Hardy believes Dickens was ahead of his time in terms of insight into human psychology. He feels the power of the work also resides in how Dickens propels characters and thus readers through situations.

“You only really come to know a character when they’re engaged in doing something and therein lies the key I think to A Christmas Carol. It’s not an accident this story has been made into a play and a movie again and again because it’s so active, somebody’s always engaged in doing something. It’s on its way somewhere a hundred percent of the time. It’s never static, it’s not reflective. It moves past a moment into the next moment. Even as a book it really doesn’t take a breath.

“It’s a series of actions that characters do and that reveals them. So it reveals rather than describes.”

Jill Anderson

Jill Anderson

 

A literary love-in
Anderson is moved that area lit lovers reveal their passion for the classics by supporting the festival, whose audience keeps growing.

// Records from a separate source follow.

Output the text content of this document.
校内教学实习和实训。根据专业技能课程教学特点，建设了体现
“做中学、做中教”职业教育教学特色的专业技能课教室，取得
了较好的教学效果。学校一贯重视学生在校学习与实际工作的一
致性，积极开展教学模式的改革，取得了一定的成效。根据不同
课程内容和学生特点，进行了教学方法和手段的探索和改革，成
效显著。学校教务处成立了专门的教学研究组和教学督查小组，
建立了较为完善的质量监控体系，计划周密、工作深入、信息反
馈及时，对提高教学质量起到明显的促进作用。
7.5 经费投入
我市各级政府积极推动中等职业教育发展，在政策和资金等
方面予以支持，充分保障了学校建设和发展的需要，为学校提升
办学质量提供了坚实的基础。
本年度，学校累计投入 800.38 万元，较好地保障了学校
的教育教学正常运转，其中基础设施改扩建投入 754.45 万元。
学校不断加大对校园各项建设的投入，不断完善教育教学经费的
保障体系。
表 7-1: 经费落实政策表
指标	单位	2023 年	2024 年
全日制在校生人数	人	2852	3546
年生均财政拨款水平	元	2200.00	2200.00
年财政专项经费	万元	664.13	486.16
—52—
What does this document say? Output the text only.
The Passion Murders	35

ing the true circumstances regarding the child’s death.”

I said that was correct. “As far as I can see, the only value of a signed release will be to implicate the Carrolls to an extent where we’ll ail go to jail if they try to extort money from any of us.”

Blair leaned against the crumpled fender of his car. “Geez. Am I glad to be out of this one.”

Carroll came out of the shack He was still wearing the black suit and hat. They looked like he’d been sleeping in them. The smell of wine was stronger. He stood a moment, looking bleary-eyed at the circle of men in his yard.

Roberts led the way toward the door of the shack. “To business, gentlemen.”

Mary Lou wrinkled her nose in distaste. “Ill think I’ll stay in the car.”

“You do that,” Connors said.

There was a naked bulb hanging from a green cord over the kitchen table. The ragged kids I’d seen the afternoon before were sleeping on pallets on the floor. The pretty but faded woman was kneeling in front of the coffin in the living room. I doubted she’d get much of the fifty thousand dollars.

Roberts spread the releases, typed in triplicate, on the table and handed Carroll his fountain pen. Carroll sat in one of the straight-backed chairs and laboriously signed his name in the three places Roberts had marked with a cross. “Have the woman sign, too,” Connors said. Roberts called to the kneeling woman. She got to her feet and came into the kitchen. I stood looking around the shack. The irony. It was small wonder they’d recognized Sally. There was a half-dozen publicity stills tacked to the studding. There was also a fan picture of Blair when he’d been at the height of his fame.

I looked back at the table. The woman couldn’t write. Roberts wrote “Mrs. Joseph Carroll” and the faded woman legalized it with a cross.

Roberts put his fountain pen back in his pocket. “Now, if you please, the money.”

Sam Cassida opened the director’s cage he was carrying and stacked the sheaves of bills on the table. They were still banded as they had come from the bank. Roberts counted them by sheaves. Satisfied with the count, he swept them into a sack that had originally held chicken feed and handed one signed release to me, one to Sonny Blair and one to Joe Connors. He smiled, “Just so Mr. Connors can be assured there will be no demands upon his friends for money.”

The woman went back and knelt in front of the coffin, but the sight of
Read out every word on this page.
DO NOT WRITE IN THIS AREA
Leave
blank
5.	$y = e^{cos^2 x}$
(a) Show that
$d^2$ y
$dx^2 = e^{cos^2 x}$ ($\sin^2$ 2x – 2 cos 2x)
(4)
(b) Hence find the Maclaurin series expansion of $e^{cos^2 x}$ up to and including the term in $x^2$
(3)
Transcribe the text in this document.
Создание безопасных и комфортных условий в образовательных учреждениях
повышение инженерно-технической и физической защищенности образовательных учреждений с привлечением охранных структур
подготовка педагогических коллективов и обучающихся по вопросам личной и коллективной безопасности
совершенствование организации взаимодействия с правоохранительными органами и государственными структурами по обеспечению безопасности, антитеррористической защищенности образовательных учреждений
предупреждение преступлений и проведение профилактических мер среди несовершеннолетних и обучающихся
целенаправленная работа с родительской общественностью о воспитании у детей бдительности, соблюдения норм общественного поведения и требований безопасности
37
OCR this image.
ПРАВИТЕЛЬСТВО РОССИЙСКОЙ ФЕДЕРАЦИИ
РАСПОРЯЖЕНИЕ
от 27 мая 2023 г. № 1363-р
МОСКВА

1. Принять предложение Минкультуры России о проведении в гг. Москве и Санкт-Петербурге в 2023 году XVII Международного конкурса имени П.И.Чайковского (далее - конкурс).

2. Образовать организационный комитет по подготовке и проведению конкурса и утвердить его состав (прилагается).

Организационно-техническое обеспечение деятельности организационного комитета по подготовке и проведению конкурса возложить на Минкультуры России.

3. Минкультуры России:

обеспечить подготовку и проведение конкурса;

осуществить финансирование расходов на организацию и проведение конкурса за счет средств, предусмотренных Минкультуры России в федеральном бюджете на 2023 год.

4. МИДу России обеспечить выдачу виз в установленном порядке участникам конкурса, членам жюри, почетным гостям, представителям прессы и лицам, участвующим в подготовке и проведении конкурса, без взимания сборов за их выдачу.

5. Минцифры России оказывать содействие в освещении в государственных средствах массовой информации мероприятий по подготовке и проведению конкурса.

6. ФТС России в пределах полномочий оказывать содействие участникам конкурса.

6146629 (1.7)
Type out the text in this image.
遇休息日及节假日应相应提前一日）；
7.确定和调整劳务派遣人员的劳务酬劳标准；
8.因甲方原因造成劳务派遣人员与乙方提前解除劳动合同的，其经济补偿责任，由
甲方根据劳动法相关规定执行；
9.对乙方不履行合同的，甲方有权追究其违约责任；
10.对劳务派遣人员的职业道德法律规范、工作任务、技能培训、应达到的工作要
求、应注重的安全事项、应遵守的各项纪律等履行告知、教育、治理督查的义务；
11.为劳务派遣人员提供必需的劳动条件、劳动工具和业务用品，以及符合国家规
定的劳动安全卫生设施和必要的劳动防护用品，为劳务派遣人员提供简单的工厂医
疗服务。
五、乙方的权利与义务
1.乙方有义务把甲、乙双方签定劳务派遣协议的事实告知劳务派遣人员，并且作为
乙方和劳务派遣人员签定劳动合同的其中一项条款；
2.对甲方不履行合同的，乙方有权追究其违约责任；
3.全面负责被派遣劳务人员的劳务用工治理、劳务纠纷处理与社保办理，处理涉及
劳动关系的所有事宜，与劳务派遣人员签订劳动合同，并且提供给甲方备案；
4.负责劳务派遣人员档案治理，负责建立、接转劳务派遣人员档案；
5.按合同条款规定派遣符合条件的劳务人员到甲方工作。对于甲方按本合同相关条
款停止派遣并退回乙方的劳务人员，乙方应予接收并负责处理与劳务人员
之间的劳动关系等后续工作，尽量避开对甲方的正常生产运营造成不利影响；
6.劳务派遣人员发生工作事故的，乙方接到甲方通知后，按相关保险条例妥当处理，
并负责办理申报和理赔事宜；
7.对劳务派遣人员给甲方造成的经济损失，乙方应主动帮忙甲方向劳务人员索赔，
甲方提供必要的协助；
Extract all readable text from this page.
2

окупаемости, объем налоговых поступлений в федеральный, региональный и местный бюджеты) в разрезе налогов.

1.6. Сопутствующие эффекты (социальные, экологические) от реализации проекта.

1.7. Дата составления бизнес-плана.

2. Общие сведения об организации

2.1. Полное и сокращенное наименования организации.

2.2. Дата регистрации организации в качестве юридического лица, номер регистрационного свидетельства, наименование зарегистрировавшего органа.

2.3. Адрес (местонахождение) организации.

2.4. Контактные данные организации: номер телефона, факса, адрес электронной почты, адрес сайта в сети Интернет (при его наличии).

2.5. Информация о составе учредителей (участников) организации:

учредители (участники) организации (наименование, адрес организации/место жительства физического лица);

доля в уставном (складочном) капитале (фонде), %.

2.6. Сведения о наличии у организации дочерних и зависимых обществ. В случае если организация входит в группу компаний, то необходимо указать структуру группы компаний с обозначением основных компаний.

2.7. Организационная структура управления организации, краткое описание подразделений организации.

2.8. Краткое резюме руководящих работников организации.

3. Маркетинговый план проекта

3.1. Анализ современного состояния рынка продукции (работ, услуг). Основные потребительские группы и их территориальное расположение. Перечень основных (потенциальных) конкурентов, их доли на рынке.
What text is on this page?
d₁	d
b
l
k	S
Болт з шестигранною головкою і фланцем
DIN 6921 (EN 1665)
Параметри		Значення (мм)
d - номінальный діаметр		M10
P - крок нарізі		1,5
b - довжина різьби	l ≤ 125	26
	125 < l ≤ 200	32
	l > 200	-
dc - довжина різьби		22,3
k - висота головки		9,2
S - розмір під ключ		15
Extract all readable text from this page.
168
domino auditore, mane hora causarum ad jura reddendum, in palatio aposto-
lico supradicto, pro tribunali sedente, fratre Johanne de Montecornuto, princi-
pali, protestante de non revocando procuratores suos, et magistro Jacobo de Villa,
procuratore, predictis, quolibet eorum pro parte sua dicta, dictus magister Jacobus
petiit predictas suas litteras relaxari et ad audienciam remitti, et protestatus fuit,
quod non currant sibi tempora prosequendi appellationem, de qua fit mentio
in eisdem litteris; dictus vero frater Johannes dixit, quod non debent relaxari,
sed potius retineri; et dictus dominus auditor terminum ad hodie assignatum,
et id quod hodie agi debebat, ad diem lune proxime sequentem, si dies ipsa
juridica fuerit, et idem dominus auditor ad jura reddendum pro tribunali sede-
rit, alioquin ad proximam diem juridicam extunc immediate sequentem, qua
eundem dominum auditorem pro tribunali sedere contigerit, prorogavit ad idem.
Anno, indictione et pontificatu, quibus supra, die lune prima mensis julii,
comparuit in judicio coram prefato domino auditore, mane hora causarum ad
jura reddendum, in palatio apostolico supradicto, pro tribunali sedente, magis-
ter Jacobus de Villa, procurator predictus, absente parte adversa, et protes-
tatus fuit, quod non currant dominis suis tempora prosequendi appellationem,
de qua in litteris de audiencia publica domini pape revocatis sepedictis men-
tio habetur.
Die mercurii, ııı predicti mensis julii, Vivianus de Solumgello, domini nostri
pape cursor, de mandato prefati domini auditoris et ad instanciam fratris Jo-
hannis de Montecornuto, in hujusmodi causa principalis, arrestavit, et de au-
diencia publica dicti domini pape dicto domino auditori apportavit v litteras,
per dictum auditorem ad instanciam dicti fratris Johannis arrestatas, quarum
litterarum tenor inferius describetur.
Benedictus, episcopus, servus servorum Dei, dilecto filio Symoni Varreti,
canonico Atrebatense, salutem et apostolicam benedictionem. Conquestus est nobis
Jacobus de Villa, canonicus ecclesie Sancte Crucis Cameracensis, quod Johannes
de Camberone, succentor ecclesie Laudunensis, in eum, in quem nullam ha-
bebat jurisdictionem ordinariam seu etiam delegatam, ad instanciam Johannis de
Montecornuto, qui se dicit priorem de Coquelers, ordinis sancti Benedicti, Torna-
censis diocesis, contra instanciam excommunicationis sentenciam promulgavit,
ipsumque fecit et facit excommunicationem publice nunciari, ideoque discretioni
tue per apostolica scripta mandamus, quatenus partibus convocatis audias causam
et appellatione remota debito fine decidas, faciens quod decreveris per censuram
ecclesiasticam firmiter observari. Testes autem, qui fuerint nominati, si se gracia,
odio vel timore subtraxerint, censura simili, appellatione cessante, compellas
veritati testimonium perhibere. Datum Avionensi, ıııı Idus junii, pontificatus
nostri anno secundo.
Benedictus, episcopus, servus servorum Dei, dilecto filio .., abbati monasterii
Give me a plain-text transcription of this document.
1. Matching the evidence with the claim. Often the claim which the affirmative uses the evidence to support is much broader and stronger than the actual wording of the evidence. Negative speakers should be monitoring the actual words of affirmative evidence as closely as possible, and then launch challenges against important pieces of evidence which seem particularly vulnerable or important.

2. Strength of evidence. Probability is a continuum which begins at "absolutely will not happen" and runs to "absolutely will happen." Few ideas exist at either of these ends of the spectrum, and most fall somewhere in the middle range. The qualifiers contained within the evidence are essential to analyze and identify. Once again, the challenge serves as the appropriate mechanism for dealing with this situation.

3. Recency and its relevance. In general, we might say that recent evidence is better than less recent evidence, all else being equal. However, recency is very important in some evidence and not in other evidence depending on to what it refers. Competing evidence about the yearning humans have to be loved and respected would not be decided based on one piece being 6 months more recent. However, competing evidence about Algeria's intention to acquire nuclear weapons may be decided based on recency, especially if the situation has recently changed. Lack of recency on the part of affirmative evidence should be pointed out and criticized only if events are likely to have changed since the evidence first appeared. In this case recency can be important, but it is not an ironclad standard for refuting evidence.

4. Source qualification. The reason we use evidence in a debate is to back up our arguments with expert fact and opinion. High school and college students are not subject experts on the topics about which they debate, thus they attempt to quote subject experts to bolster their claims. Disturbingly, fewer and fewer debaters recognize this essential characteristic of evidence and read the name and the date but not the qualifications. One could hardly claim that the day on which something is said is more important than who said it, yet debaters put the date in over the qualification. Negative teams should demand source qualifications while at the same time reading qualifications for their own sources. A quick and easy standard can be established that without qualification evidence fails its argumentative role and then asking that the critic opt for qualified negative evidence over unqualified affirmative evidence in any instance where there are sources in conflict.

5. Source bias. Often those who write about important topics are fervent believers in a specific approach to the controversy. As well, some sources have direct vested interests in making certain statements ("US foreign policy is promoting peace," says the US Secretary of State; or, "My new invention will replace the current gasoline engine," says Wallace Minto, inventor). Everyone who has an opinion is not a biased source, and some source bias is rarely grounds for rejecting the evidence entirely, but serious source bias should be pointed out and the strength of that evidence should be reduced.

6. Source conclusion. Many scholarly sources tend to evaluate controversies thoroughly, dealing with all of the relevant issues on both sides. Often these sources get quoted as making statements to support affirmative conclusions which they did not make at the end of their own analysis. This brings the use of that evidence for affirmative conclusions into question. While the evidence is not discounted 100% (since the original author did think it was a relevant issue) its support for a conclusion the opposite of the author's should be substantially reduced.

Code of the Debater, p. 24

“It’s great there are people in this city who appreciate great literature and recognize it tells us something about the human condition. It’s fantastic we’ve lasted five years. I hope we last five more.”

With so much great lit out there, Anderson should never run out of illuminating, stimulating subjects.

“If there’s a literary figure that has sparked my passion or my imagination I know i can produce a good festival around that person, I just know it. You have to have the impetus to be able to create something that has energy behind it. The ideas usually hit me like a bolt of lightning out of the blue. I don’t sit around and chew on it a lot.
I wish for the inspiration to come.”

Several ideas for next year’s theme have already asserted themselves but nothing is definite yet. It’s a fair bet though that The Bard will be featured since Anderson’s a self-described “Shakespeare fanatic.”

Meanwhile, she’ll continue delving into all things Dickens, assured in the knowledge her infatuation will result in a well-rounded experience for attendees.